Bienvenue ! Wie schön, dass Sie auf den Seiten meines Blogs gelandet sind. Hier schreibe ich, wie der Sprachberuf, ich bin Dolmetscherin und Übersetzerin, den Alltag verändert. Sogar auf die Nächte wirkt er sich nicht selten aus.
Wenn ich mich entspanne, ist mein Ruhepuls nomalerweise immer, wie er sein soll: Bei 60 Schlägen in der Minute, wie bei einem langsamen Satz von Bach.

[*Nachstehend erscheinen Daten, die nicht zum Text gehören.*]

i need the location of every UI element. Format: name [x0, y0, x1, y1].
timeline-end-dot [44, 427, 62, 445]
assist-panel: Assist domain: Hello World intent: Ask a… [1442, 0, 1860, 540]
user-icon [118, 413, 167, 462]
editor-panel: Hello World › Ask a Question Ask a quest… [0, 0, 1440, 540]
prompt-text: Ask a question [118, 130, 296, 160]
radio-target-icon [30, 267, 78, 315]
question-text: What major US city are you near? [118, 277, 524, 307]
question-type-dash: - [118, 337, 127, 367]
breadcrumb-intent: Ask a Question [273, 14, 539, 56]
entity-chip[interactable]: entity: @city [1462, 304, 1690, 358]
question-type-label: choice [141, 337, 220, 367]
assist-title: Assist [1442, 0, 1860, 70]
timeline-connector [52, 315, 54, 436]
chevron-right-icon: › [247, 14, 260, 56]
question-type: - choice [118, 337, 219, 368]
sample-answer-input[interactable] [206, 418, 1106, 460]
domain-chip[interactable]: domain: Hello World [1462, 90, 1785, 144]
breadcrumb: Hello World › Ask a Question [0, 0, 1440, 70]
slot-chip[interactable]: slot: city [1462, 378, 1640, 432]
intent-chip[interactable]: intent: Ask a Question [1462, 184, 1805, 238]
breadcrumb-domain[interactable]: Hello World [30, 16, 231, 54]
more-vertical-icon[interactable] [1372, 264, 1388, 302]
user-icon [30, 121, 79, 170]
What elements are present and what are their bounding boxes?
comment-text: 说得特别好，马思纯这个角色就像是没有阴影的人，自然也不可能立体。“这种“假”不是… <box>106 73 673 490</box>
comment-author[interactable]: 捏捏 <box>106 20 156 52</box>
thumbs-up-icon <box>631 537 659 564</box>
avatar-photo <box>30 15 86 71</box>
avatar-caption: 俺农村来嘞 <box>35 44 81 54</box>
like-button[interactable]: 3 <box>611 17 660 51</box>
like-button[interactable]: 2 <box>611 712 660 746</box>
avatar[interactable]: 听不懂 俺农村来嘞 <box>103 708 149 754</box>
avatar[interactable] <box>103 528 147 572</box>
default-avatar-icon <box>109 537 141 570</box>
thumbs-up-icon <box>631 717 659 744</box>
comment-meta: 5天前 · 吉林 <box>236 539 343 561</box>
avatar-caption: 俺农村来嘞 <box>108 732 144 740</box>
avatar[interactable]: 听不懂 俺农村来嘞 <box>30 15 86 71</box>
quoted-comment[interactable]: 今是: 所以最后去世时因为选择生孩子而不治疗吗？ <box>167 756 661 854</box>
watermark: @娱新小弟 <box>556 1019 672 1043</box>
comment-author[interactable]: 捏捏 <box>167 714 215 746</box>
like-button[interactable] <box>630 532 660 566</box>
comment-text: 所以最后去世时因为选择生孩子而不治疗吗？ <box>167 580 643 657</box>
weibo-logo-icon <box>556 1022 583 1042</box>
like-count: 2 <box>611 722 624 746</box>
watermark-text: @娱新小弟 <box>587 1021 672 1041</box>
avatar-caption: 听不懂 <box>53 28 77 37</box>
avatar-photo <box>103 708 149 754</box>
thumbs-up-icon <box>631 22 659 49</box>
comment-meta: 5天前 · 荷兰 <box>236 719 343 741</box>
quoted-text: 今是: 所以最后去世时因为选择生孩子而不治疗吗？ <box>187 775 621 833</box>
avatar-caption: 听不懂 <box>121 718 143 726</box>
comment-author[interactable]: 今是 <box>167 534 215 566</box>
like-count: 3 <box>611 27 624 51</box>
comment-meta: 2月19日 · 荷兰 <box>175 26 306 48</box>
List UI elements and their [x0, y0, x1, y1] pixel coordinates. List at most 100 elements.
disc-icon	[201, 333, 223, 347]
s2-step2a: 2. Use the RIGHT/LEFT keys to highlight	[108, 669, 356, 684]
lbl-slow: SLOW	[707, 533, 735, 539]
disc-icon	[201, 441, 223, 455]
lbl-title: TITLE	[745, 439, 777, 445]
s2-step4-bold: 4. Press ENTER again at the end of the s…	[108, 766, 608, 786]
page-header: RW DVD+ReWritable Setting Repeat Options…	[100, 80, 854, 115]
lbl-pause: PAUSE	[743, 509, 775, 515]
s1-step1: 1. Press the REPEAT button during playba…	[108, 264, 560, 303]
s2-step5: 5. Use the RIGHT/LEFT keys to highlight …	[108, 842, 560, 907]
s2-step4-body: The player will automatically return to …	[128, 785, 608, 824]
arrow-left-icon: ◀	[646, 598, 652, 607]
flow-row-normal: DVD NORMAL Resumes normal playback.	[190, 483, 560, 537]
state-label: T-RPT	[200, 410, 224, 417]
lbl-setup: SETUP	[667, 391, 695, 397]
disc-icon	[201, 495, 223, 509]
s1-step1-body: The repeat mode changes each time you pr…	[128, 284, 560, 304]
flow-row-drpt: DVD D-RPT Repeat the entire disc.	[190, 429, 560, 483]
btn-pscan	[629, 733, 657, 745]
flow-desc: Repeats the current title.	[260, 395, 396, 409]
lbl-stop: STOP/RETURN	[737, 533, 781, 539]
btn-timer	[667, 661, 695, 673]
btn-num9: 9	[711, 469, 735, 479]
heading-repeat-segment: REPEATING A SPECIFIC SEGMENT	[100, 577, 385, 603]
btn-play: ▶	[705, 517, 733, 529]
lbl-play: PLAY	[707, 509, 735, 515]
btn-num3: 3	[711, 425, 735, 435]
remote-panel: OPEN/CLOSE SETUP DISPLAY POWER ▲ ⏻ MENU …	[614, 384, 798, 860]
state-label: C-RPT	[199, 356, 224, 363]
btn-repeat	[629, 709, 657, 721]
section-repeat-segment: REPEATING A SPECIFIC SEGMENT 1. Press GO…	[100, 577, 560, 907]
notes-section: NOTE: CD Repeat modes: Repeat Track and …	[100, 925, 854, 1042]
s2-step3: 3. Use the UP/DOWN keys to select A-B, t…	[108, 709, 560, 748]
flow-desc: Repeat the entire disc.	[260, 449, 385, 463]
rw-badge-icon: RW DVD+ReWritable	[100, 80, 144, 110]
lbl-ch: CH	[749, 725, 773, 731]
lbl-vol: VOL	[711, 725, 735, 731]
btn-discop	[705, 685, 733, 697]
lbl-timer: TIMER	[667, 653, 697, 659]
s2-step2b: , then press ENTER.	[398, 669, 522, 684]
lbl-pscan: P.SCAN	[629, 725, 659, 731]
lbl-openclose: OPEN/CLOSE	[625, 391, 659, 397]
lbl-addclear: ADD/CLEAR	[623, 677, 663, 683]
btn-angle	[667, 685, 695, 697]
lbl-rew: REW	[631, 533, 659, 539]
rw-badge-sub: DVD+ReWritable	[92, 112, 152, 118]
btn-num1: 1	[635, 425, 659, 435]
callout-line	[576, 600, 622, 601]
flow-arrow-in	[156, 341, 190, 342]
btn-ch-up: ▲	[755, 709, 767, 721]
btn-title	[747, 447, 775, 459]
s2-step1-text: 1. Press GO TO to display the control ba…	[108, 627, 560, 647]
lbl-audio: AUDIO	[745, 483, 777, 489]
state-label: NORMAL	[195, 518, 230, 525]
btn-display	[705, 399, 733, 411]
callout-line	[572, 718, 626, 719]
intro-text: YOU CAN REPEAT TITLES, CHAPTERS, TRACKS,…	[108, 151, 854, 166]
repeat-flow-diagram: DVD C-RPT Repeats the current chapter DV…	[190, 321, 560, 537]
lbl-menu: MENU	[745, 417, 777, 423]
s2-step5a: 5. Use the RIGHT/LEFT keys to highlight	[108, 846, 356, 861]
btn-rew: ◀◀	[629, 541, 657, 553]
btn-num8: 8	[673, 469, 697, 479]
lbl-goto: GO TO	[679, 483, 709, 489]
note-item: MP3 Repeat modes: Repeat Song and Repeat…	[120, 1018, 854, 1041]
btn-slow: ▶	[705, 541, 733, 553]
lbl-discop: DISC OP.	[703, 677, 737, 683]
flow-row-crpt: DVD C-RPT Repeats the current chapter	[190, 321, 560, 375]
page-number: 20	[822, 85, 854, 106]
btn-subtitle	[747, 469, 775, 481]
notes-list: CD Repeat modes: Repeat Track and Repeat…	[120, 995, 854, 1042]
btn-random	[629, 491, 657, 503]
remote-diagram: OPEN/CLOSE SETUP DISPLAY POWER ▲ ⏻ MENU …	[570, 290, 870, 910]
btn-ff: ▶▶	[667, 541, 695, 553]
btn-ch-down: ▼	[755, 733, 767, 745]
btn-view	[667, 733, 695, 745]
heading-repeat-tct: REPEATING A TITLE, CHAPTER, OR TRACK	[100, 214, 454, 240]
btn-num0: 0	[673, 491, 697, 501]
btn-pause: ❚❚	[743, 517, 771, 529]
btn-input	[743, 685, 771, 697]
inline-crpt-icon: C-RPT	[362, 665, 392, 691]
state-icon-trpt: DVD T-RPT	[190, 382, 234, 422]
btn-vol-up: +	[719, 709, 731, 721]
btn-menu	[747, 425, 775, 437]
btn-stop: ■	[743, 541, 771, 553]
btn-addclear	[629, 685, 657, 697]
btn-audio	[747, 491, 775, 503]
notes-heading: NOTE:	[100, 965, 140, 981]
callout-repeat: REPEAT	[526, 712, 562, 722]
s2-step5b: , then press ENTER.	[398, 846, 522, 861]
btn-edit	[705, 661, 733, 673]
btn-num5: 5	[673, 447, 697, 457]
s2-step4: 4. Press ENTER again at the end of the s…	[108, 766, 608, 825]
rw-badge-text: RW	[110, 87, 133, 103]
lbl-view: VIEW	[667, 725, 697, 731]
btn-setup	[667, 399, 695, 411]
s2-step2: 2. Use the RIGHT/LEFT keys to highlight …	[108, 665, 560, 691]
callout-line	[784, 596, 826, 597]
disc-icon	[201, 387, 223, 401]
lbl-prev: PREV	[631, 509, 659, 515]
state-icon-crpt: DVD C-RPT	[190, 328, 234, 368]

Nach dem Dolmetschen ist das anders. Samstagabend stieg ich ohne jeglichen Anflug eines Gedankens an Lampenfieber auf die kleine Bühne im großen Saal des Kinos Arsenal am Potsdamer Platz. Eine Regisseurin und Filmkritiker diskutierten über die Frage "Was kann Kritik, was hat sie verlernt, wofür brauchen wir sie heute?" Ich saß neben Bernard Payen, der heute für die Cinémathèque Française und die Semaine de la Critique in Cannes Programme kuratiert. Nach der Diskussion wurde der Siegfried Kracauer-Preis für Filmkritik vergeben, da dolmetschte ich weiter, auf dass der Gast aus Frankreich sprachlich nicht abgehängt sei. Insgesamt werde ich etwa drei Stunden lang (mit Pausen!) aktiv gewesen sein. (Hier ein Nachtrag: Das Dankeschön des Veranstalters.)
Anschließend wurde gefeiert. Ich war glücklich, mich mal wieder in der Szene aufhalten zu dürfen, in der ich viele Berufsjahre verbracht habe. Um Mitternacht war ich zuhause und hundemüde. Schlafen konnte ich trotzdem nicht. Das Herzchen bummerte. Um zwei Uhr in der früh lag der der Ruhepuls noch bei 100. Ich bin durchschnittlich sportlich und nicht fett ... und fragte mich, was ich tun kann, um wieder runterzukommen.
Also saß ich kurz darauf in der Küche und war auf Facebook unterwegs. Ein Freund aus den USA mutmaßte zu viel Kaffee, das war es nicht, nur das Adrenalin der Dauerkonzentration, er riet zu einem langweiligen Film. Hm, TV habe ich nicht, mein Verhältnis zu Kino ist ein anderes und überhaupt, der Computer strahlt wachmachendes, blaues Licht aus, also wollte ich nur wenig Zeit hier zubringen. "Milch mit Honig" nach einem Wannenbad, rät Kollegin Giselle, ich verhielt mich folgsam. Katjas Vorschlag mit dem Whiskey scheiterte an den unzureichenden Vorräten. Und Jean empfahl Akupressur, dann entstand eine kurze Diskussion, ob sie wirksam ist, wenn man sie bei sich selbst ausführt.
Nein, keine Angst, diese Hinweise kamen nicht alle noch in der Nacht, die Sprachbranche zeichnet sich nicht durchgängig dadurch aus, dass ihre Mitglieder unter Schlaflosigkeit leiden. Zumal die Hinweise ja von Menschen kamen, die das Herumwälzen im Bett erfolgreich bewältigt hatten! Ich habe vorgegriffen.
Kurz vor fünf war ich jedenfalls weiterhin müde, Schlaf stellte sich nur für Sekunden ein. Kurz nach sieben wachte ich auf und hatte auf Englisch geträumt, wie ich Gespräche zwischen Historikern und Diktatoren aus der europäischen und lateinamerikanischen Geschichte verdolmetscht hatte — noch dazu mit schlechten Arbeitsbedingungen, keine Sicht auf die Redner, keine Kopfhörer, nur zu leise eingestellten Lautsprechersound. Dolmetscheralbtraum!
Nach zehn Uhr wachte ich gerädert auf und fand eine schöne Würdigung meiner Arbeit durch eine Berlinaleverantwortliche inmitten der Einschlafmethodendiskussion! Wie schön!
Die Moral von der Geschicht': Ab Mitte Dezember frische ich meine Kenntnisse in Autogenem Training auf, das ist beschlossene Sache. Denn es ist sinnvoll, Entspannungstechniken in ruhigen Phasen zu lernen, damit sie in Stressphasen angewandt werden können.